“Acaso, tenho eu prazer na morte do perverso? — diz o Senhor Deus; não desejo eu, antes, que ele se converta dos seus caminhos e viva?” (Ezequiel 18:23, BEARA). “Lançai de vós todas as vossas transgressões com que transgredistes e criai em vós coração novo e espírito novo; pois, por que morreríeis, ó casa de Israel? Porque não tenho prazer na morte de ninguém, diz o Senhor Deus. Portanto, convertei-vos e vivei.” (Ezequiel 18:31-32, BEARA)
Quanta diferença entre a nossa atitude e a atitude de nosso Deus! O quanto precisamos compreender os pensamentos de Deus, sua justiça, seu amor e misericórdia pelas vidas. Diferente de nós que desejamos a vingança, a morte e a separação destas pessoas. Como precisamos crescer, como precisamos compreender sobre a misericórdia de Deus, sua graça e bondade.
A grande questão que temos não é o quanto compreendemos, mas o quanto estamos dispostos a compreender, a morrer para nós mesmos, para o que pensamos e desejamos, inclusive o quanto queremos nos libertar do nosso conceito de justiça; para vivermos segundo o reino de Deus. Precisamos entender que somos novas criaturas, que recebemos um novo coração. Coração não para vivermos como andávamos, ou seja, na vaidade de nossos próprios pensamentos; mas para andarmos agora, em novidade de vida, seguindo as determinações da justiça divina, do coração de Deus, andando segundo os princípios do reino de Deus.
Assim como o Senhor tem prazer naquele que se converte de seus maus caminhos, nós também, devemos nos alegrar e agirmos para que todo aquele que vive fora do princípio de Deus possam se converter dos seus maus caminhos e se voltarem para o rei da glória.
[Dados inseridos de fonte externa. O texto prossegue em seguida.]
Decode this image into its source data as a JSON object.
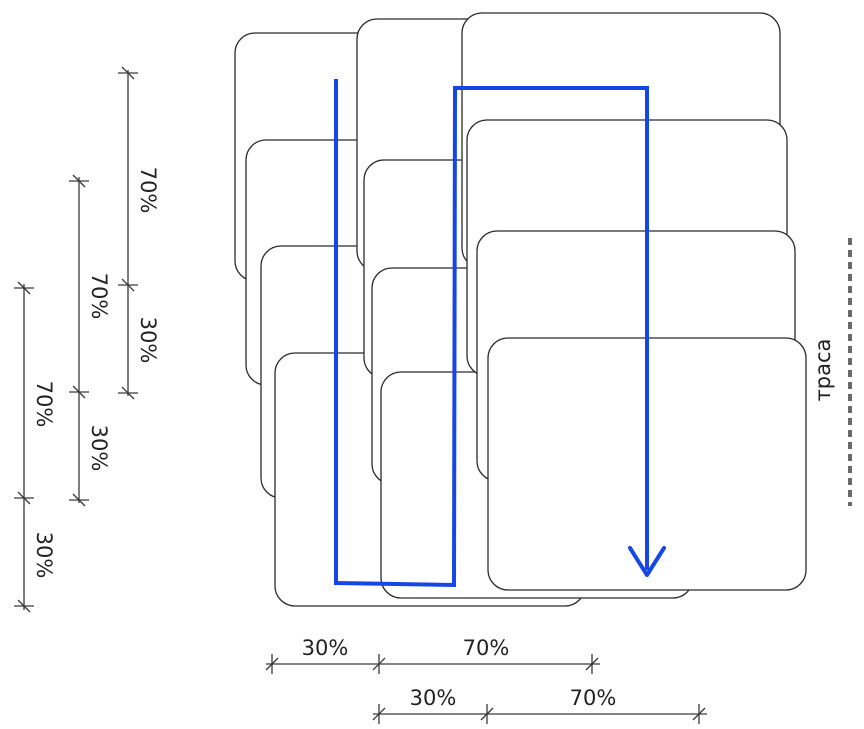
{
  "diagram": {
    "accent_color": "#1446e8",
    "road_label": "траса",
    "left_dimension_chains": [
      {
        "segments": [
          "70%",
          "30%"
        ]
      },
      {
        "segments": [
          "70%",
          "30%"
        ]
      },
      {
        "segments": [
          "70%",
          "30%"
        ]
      }
    ],
    "bottom_dimension_chains": [
      {
        "segments": [
          "30%",
          "70%"
        ]
      },
      {
        "segments": [
          "30%",
          "70%"
        ]
      }
    ]
  }
}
Assim com o Senhor não tem prazer na morte do ímpio, nós também, não podemos nos alegrar na sua morte, devemos, fazer de tudo para com todos, para consquistar a todos e levar a todos a se converterem ao reino de Deus.
Como podemos nós contribuir para o plano de Deus? Como podemos ser instrumentos nas mãos de Deus para que o ímpio se converta dos maus caminhos? Como podemos agir, de forma que em nossas vidas tenhamos a mesma atitude de Jesus e afirmarmos que estamos neste mundo não por causa dos sãos, mas sim, por causa dos doentes, para aqueles que desejam a cura. Precisamos morrer para as nossas vaidades para que o coração de todos possam ser atingidos. Precisamos compreender as atitudes de Jesus para com aqueles que eram os doentes, para levar a cada um a cura e a restauração da vida diante do Soberano da terra.
Vingança, orgulho, arrogância, hipocrisia, mentira, falsidade e vaidade não podem fazer parte das nossas vidas. Nós somos luz neste mundo, somos sal que transforma. Nós temos a responsabilidade de levar esperança, de levar vida, de levar as pessoas ao calvário, e ao reino de Deus. Temos que ser reconciliardores dos homens com Deus. Que sejamos instrumentos úteis ao seu possuidor, para a glória do seu nome.
Nossa postura perante os homens, nossas atitudes determinam o sucesso das ações em favor das vidas; mas principalmente, das consquistas do reino, da expansão da vontade do Pai, do conhecimento da glória do Senhor. Sobre nós pesa a responsabilidade de fazer o nome de nosso Deus conhecido em todos os cantos. Como igreja, devemos revelar a graça e o amor de Deus onde estivermos. Precisamos, sem desculpas, sem demora, sermos sal neste mundo, ser luz na terra e revelar a glória, a misericórdia e graça de Deus em tudo o que fizermos.